| || General Catalyst investor Hemant Taneja has become a Midas List fixture for investments all over the tech landscape: $95-billion-valued Stripe in fintech, Samsara in IoT and sensors, ClassDojo in ed tech. But it’s in healthcare — where Taneja helped launch Livongo, the diabetes monitoring company acquired by Teladoc for $18.5 billion — that last year’s No. 31 is spending much of his time. |
On Thursday, we broke the news of General Catalyst’s new $600 million fund in the sector, its first vertical-focused fund, and one that came on the heels of two $500 million SPACs in the space. Here, Taneja breaks down his interest in the space — and how to get involved — exclusively for readers of Midas Touch.
Eating nicely: Taneja’s “aha” moment from Livongo was that partnering with true domain expats and health systems unlocked the distribution and credibility for a startup to achieve scale without reinventing the wheel. “It’s not, ‘go disrupt,’” he says. “Every single thing I have done has been with a healthcare leader.” Software may be eating the world, but venture capitalists and entrepreneurs who recognize their own blind spots and seek out partners in the field they’re looking to modernize will spend far less time fighting traditionalists. “The magic is at the intersection,” Taneja says. “We don’t believe techies are going to just come disrupt healthcare.”
Fully onboard: To pull off a focused fund within a large ($8 billion AUM) firm like General Catalyst, the firm added a partner focused on the space full-time, Chris Bischoff, in London. But five or six of General Catalyst’s non-healthcare partners have taken board seats at companies in the category, Taneja says, with the goal of building up their own sector expertise (while sharing insights from their own areas of focus). “A lot of departments had to take this very seriously to say, ‘hey this is important, this is impactful, this is a place to generate great returns, so we want to chip in as well,’” he says.

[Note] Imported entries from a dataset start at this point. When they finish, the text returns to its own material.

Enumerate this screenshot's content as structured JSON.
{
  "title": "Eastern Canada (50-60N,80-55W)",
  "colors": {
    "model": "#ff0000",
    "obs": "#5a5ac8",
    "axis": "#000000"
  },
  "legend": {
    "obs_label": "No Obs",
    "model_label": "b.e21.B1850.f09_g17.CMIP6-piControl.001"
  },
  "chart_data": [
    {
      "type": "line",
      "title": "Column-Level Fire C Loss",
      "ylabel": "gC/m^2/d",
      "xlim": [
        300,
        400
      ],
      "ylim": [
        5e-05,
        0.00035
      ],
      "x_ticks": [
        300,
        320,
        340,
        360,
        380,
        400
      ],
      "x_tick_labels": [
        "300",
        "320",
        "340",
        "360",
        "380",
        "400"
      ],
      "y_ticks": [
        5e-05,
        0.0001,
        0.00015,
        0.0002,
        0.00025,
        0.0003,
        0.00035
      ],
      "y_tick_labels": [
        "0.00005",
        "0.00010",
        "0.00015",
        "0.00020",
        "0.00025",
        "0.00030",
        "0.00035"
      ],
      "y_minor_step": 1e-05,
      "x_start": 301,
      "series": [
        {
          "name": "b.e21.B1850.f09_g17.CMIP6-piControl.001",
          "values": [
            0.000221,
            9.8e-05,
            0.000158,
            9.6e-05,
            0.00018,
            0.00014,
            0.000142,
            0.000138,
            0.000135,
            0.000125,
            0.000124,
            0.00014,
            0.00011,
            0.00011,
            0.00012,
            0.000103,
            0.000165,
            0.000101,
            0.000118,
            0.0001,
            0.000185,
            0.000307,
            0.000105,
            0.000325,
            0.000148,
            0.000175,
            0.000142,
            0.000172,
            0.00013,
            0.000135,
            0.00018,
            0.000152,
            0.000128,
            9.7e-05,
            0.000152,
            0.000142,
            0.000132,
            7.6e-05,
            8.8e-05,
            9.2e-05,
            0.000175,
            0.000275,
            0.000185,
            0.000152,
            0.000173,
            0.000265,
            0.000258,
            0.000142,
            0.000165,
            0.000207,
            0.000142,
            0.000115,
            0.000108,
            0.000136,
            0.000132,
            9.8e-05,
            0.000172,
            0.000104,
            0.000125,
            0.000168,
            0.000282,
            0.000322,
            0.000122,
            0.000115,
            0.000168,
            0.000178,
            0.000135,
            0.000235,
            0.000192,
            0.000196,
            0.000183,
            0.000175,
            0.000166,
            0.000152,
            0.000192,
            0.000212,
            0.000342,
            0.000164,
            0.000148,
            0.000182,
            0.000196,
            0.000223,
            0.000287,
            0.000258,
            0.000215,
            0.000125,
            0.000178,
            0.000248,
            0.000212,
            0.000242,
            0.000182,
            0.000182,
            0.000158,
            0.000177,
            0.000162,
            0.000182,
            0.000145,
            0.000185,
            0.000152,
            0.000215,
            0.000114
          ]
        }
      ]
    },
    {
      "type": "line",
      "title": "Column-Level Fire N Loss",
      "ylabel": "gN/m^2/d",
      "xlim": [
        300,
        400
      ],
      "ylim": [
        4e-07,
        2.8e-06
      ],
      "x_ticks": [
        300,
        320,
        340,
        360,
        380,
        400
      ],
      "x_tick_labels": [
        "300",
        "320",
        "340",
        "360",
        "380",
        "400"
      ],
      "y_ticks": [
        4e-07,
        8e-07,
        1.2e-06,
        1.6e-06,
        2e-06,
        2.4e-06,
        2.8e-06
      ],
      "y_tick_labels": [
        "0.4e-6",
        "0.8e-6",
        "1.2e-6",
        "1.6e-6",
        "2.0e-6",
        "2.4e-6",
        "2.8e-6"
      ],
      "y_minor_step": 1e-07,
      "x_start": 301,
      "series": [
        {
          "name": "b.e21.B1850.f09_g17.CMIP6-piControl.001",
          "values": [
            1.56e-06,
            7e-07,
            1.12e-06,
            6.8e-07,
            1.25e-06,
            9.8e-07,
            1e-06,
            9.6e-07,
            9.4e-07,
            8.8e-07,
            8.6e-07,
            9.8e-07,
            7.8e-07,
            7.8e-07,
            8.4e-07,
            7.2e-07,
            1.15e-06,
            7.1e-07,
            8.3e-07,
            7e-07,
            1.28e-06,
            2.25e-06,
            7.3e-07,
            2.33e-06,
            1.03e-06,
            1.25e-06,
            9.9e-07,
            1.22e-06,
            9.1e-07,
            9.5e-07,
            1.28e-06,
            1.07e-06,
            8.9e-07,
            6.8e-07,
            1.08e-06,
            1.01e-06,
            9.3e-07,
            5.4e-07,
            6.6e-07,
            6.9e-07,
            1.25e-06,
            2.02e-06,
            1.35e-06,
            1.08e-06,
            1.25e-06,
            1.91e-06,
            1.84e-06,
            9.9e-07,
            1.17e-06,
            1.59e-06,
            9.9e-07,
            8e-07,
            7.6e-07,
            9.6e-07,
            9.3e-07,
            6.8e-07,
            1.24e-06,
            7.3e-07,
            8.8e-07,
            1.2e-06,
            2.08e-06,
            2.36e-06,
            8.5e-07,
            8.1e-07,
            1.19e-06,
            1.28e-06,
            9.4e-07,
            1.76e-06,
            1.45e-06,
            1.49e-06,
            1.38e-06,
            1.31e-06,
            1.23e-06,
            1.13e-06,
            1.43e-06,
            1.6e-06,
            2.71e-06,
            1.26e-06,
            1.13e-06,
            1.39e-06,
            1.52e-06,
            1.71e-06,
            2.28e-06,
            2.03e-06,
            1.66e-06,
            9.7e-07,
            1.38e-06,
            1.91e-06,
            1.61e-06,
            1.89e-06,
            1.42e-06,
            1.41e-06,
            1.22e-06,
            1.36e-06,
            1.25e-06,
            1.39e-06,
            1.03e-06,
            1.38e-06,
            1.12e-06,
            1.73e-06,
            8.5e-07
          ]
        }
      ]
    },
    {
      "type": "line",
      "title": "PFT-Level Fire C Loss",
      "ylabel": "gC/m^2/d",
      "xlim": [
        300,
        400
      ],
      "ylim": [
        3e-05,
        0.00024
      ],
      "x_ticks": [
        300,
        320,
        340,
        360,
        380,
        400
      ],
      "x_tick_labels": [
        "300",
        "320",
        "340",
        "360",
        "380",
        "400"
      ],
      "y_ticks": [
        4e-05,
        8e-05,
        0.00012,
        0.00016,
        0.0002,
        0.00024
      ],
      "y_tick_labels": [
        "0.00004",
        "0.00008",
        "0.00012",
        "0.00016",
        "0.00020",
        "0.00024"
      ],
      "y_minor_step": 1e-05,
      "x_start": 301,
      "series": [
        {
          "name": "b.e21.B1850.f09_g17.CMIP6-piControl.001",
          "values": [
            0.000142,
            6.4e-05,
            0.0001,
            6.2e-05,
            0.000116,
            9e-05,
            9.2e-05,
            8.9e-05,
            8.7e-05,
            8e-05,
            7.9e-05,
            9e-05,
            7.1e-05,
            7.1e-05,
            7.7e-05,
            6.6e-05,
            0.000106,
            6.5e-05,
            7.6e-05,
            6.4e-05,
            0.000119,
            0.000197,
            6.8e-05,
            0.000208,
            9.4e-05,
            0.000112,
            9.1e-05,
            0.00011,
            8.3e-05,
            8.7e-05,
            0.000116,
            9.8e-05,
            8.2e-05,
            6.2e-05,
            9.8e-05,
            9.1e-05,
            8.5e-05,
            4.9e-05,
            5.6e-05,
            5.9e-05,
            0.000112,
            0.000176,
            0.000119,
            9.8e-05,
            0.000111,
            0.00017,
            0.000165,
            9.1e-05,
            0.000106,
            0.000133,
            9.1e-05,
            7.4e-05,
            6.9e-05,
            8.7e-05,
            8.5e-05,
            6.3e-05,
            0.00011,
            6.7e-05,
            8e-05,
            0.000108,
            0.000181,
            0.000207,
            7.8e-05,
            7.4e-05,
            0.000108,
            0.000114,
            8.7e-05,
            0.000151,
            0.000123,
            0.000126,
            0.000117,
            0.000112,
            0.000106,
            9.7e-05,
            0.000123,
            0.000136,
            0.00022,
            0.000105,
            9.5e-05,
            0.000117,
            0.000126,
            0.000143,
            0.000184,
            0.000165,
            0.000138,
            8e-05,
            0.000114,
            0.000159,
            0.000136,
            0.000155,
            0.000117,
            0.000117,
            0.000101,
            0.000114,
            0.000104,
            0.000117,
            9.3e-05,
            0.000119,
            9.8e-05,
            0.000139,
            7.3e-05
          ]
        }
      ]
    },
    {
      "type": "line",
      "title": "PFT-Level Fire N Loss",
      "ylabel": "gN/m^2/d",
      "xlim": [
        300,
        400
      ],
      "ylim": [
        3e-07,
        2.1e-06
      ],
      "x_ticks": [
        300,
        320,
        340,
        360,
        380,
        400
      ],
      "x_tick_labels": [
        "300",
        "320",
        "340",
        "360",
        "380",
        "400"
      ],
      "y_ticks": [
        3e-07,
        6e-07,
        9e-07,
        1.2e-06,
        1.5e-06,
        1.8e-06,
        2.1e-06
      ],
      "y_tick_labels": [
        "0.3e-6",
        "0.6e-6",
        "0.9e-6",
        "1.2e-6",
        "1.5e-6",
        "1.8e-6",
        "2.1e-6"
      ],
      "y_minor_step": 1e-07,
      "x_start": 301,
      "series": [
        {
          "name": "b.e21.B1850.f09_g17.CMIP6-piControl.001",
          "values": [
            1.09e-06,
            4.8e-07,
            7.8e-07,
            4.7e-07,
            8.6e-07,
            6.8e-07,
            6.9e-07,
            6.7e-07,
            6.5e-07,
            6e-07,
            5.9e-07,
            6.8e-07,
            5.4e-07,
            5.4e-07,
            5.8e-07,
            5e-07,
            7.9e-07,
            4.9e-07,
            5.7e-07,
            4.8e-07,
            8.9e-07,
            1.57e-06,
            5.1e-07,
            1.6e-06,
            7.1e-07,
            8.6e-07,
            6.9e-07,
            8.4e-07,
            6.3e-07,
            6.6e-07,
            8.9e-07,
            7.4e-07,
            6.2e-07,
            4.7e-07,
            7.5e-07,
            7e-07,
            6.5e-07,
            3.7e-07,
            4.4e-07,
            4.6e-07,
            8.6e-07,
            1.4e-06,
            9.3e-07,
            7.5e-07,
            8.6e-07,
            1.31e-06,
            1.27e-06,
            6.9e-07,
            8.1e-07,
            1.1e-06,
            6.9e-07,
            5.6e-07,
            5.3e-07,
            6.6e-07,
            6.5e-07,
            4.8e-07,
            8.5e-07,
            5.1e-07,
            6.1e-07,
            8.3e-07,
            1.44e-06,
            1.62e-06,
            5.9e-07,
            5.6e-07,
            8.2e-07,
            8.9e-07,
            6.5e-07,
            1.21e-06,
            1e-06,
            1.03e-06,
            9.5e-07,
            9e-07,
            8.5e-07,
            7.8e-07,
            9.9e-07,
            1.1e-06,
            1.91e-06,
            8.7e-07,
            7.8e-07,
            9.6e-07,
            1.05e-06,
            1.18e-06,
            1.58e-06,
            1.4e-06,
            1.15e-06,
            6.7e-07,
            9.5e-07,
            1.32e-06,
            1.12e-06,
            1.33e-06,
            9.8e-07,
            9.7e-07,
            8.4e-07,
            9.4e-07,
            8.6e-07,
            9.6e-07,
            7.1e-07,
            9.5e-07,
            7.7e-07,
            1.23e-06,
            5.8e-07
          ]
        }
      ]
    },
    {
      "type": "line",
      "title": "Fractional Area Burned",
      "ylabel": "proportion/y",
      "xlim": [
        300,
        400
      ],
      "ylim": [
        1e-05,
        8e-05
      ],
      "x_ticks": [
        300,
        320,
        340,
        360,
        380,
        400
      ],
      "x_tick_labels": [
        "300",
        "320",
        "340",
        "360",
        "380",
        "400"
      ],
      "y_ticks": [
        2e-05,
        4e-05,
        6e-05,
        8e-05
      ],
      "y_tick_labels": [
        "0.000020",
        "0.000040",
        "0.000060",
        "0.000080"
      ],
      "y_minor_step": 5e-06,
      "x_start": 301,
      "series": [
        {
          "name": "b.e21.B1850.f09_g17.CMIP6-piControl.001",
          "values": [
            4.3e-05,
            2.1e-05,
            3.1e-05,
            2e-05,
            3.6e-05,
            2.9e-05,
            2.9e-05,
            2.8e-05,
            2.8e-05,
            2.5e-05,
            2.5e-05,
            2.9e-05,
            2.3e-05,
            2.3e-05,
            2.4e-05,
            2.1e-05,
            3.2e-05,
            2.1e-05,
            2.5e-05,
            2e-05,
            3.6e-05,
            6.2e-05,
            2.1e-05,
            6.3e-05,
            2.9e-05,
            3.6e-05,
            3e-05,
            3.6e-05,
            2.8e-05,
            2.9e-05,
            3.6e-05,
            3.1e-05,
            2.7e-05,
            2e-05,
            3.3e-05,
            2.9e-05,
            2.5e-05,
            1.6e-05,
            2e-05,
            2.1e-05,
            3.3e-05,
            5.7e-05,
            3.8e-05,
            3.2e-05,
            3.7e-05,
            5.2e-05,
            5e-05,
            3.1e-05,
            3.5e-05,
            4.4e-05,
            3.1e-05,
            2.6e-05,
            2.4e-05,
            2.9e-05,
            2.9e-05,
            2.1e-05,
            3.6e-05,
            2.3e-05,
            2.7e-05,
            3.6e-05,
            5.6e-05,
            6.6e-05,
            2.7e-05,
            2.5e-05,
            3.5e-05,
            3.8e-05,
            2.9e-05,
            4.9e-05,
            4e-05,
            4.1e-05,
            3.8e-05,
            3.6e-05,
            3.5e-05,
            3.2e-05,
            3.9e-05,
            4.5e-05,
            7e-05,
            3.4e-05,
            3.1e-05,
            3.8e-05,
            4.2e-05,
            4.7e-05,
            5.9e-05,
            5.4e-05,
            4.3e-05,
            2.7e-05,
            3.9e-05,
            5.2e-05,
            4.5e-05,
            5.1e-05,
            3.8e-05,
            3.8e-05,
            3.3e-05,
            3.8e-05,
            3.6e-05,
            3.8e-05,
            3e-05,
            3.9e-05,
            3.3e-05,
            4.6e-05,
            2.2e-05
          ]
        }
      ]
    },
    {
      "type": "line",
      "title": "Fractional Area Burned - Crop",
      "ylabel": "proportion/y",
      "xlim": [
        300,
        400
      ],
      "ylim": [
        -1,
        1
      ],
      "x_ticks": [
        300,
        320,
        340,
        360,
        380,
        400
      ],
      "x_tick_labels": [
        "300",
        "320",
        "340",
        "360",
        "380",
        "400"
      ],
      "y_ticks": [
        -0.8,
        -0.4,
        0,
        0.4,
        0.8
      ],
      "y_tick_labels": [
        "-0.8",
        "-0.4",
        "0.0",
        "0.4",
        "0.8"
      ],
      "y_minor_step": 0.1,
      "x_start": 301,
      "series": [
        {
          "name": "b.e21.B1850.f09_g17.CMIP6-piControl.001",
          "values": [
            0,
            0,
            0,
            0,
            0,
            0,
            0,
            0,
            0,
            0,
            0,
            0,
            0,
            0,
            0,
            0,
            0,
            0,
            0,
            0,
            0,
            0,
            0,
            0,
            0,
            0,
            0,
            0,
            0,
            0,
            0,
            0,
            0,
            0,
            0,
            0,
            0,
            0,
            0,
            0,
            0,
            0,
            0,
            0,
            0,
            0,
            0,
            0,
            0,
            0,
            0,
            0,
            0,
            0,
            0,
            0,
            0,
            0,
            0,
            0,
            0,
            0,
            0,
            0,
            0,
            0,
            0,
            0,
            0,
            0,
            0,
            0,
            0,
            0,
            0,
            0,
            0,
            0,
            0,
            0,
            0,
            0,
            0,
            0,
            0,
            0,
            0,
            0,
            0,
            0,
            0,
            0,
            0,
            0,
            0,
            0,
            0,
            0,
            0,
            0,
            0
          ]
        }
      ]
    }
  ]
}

Walk-ons welcome: While Taneja cautions against founders jumping into healthcare without expert guides, he does believe there’s plenty of room for non-doctors or medical researchers to still get involved in what he predicts as a historic period of growth to come in the next three to five years. “People that have wanted to get into this space, we generally send them on a walkabout and say, ‘hey, go talk to the following people so you really understand what’s going on,’ as opposed to just saying, ‘why is this so messed up, I can do it so much better with technology,’” Taneja explains. “There are reasons why things are the way they are. The most empathetic, service-oriented people get into healthcare. Look at what they dealt with during the pandemic, putting their lives at risk daily. Have empathy for that, and build with intentionality to empower them.”